Tuesday, March 20, 2018

A Ridiculously Philosophical Post About Travel

"There's no place like home." the wizard had Dorothy say while clicking her heels. I'd agree with that in a lot of ways but can't help wonder if the gingham-clad heroine of that tale would have traded all she learned on her adventure to stay at home and help on the farm.  I think not. The story of home is safety, comfort, predictability.

 While all those things are nice, a constant dose of them can be stifling which is what made Dorothy long for adventure over the rainbow. She's only able to come to the conclusion that home is the best place in the world after leaving it and learning something about herself apart from it. Had she stayed safely in the confines of Auntie Em's care she would likely spend a life filled with a certain restlessness, wondering what it was she'd missed?  We, knowing all she would have lost out on, shudder at the thought. 

A few years ago I read, The Razor's Edge, a story of travel combined with searching for meaning in life, a recurring theme in literature which has more recently given us Eat, Pray, Love. So what is the connection between all this wandering and wondering? Mark Twain said " Travel is fatal to prejudice, bigotry, and narrow-mindedness." That is certainly true on a larger social scale but may also be true on a personal level. 

We catch a new glimpse and expand our view of, not only the world around us, but of the one within us. We are more willing to let go of our narrow-mindedness about who we are as we embrace new experiences in strange places. We are going, whether we want to or not, to learn something about ourselves.  Finding ourselves outside of our normal roles of employee, spouse, parent--being recast as merely a person in the larger world, is freeing while also being uncomfortable, challenging, and exciting. If "all the world's a stage" some of us desperately need new lines and a scene change from time to time. Our own selves, cast in a different light, may surprise us.

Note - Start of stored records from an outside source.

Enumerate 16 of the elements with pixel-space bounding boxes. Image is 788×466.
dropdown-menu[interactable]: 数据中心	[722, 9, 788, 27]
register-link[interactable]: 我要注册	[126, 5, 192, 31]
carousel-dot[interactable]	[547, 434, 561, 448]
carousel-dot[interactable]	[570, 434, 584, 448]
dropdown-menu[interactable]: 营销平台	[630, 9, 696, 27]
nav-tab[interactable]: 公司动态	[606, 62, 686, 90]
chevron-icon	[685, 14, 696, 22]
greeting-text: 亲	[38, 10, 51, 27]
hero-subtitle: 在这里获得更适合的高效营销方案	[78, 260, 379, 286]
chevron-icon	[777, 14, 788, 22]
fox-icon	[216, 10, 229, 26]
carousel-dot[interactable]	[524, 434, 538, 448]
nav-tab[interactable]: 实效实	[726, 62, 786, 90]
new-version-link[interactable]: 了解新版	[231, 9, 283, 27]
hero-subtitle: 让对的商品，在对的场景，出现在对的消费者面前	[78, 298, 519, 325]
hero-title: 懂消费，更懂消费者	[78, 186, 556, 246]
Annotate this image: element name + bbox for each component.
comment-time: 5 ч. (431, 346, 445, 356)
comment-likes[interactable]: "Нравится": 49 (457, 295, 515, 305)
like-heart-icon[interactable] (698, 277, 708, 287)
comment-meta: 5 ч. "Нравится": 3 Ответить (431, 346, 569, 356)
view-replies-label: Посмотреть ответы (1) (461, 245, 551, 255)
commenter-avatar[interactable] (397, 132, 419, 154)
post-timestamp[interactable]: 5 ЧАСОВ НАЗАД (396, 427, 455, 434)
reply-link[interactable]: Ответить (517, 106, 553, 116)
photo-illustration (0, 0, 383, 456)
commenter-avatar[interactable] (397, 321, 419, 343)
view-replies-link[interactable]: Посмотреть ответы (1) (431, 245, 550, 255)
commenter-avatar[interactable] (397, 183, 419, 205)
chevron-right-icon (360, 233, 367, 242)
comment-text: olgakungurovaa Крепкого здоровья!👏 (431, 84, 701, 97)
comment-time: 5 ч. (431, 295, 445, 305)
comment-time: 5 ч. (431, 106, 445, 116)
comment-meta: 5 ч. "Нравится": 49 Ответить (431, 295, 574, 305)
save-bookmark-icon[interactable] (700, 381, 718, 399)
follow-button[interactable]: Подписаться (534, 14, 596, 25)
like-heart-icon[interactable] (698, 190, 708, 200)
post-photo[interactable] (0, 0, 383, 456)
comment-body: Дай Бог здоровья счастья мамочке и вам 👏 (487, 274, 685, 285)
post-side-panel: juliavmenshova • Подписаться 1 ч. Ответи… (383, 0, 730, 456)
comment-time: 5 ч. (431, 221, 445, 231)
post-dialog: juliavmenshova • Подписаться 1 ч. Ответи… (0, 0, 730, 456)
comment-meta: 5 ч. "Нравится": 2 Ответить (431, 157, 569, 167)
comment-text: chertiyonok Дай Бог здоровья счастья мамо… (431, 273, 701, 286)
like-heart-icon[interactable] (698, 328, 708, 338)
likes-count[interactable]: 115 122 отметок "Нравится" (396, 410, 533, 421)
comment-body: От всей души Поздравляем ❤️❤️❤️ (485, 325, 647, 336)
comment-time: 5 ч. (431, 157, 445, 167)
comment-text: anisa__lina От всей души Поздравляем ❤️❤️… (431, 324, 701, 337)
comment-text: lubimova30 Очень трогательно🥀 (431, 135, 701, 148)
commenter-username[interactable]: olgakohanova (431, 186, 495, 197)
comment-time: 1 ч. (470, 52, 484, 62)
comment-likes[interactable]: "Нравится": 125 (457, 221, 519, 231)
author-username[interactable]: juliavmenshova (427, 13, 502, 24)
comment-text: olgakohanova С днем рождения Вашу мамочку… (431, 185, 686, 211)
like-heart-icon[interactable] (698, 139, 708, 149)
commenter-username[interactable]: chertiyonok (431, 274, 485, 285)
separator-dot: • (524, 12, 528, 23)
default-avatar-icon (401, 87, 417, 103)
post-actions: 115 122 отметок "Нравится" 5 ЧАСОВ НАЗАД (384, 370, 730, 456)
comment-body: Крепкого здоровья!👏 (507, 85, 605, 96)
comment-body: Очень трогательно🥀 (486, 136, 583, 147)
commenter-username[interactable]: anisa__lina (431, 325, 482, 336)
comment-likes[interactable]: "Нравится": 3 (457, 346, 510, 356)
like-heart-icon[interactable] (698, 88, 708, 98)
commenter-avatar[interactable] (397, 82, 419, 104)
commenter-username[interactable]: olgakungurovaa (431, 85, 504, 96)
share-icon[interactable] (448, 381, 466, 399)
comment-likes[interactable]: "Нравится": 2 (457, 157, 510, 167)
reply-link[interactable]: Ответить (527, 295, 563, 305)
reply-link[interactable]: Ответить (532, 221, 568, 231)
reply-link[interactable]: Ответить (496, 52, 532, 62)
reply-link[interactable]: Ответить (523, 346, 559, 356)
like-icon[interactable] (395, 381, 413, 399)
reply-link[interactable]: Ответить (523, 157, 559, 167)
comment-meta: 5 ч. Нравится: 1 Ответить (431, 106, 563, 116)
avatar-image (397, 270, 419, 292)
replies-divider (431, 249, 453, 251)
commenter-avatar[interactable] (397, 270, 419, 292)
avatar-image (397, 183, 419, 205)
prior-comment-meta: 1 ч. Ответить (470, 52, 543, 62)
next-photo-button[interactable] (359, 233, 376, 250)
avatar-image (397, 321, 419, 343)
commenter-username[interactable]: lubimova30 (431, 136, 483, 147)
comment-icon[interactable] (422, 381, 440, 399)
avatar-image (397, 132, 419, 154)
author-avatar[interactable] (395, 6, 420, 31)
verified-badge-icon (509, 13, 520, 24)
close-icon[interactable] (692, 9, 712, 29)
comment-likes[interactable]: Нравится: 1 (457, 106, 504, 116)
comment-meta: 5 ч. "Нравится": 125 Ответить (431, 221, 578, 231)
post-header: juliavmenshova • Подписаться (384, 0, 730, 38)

My dream trip to Italy was life-altering. Something new was woven into the edges of life's fabric and added an inexplicable layer of richness. Questions were answered; others beckoned. So when I read Somerset Maugham's story of Larry's search for answers I feel for him and the fact that few understand it. Least of all his fiance, Isabel who I dislike and not just because she says "I'm twenty, in ten years I shall be old." I can't help comparing her to Elizabeth Gilbert who enticed us with her journeys through Italy, India, Bali.  

Ms. Gilbert would have been a better companion for Larry's spiritual journey.  Quests call for loyal companions of like mind as all good storytellers know. A fellowship, a band of brothers, at the very least an honest friend, sometimes taken along, other times met along the way. In these three stories, the friends are picked up as the roads and the stories unwind. Unusual bonds are forged between travel companions, no one else will quite understand your experiences like those who have shared them. 

You cannot travel and remain the same, as Twain knew. You will pray prayers of gratitude and wonder, prayers of thanks for the kindness of strangers.  You will fall in love with art, and sweeping vistas. You will love cities and the people in them, you will love fellow sojourners you meet on the way, as well as love and appreciate friends left behind and relish afresh the comforts of a home upon your return. 

Our distant observations are likely to be vastly different than our close up experiences. You cannot travel and remain the same. The world with all its permeating richness, color, diversity, and teeming life simply will not allow it.

Shimmering possibilities over the horizon beckon the sleeping gypsy soul.

Home will be waiting when you return.